Stop the trimmer. Take your fingers off the operating trigger and turn off the power switch. Unplug the power cord before attempting to free the blades.
Inspect the blades and determine the cause of the jam. Grasp branches jammed between blade teeth and bend the outer section back toward the stem. Clean breaks usually free the machine. Clip the trimmer free with pruning shears if the branch doesn't break. Shear any broken wood clean with the pruning clippers.
Place the trimmer on the ground or a flat work surface and check for damage and lodged debris. Push out wooden debris stuck between teeth with a small wooden dowel 3/8 or 1/2 inch in diameter. Wear gloves and be careful--a slip could send fingers into the cutting teeth.
Check for bent teeth or cracked blades, either of which could cause more damage to the trimmer. Replace damaged hedge trimmer blades before using the electric hedge trimmer again. Sharpen dull blades to improve the trimmer's performance and prevent more serious issues.

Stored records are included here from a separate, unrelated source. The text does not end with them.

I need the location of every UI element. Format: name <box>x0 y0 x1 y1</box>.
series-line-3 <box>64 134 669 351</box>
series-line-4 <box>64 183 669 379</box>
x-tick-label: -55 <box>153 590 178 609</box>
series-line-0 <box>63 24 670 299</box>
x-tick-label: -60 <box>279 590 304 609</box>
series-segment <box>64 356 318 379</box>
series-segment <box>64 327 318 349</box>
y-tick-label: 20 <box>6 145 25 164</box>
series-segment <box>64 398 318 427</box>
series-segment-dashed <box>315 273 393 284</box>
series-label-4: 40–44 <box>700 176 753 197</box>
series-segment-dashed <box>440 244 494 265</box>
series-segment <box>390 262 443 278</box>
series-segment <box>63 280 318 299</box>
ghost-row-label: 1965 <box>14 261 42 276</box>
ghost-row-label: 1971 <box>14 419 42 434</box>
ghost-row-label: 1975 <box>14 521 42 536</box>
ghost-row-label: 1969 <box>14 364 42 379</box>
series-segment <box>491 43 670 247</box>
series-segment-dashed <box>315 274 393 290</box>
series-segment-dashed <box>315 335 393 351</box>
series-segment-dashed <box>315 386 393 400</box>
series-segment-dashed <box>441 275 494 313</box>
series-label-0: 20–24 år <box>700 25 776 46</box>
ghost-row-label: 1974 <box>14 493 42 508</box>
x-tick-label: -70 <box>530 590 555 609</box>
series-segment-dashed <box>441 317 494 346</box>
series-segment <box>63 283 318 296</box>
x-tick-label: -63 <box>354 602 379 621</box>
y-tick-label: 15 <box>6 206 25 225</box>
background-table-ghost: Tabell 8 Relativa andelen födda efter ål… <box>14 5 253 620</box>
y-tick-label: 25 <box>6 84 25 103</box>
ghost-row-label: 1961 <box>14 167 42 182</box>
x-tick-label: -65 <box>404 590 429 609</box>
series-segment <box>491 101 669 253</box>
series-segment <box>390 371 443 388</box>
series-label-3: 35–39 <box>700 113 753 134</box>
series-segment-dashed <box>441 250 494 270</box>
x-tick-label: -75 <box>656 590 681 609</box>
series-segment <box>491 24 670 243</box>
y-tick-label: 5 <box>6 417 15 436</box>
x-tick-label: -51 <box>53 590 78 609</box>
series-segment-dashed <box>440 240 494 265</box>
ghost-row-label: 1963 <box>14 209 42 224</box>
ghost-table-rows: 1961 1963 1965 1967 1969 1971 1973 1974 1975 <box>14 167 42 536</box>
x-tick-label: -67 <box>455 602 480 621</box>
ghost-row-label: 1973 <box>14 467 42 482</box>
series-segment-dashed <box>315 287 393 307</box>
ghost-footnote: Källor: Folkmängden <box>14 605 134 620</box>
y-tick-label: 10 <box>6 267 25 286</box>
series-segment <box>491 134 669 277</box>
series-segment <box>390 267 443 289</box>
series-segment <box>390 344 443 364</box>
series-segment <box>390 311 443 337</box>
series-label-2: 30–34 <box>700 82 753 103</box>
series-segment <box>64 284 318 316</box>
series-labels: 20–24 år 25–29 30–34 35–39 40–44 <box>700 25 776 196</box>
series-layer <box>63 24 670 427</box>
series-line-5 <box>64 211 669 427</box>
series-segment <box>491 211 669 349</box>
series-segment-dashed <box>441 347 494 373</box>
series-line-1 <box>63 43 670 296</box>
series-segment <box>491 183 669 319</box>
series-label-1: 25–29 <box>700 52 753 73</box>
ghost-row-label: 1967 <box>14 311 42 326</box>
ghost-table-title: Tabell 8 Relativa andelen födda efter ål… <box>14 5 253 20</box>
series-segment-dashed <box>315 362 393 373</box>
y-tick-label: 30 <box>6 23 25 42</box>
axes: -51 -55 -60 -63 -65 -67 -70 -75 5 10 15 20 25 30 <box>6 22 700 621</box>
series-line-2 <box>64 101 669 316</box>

Prevent blade jams by keeping the cutting blades in good condition. Clean blades after use--plain soap and water rubbed over the blades with a clean cloth removes most dirt and sap buildup. Resin removers clear the blades of sticky evergreen sap.
Spray the hedge trimmer blades with oil or WD-40 after cleaning. Regular lubrication increases efficiency and prolongs machine life.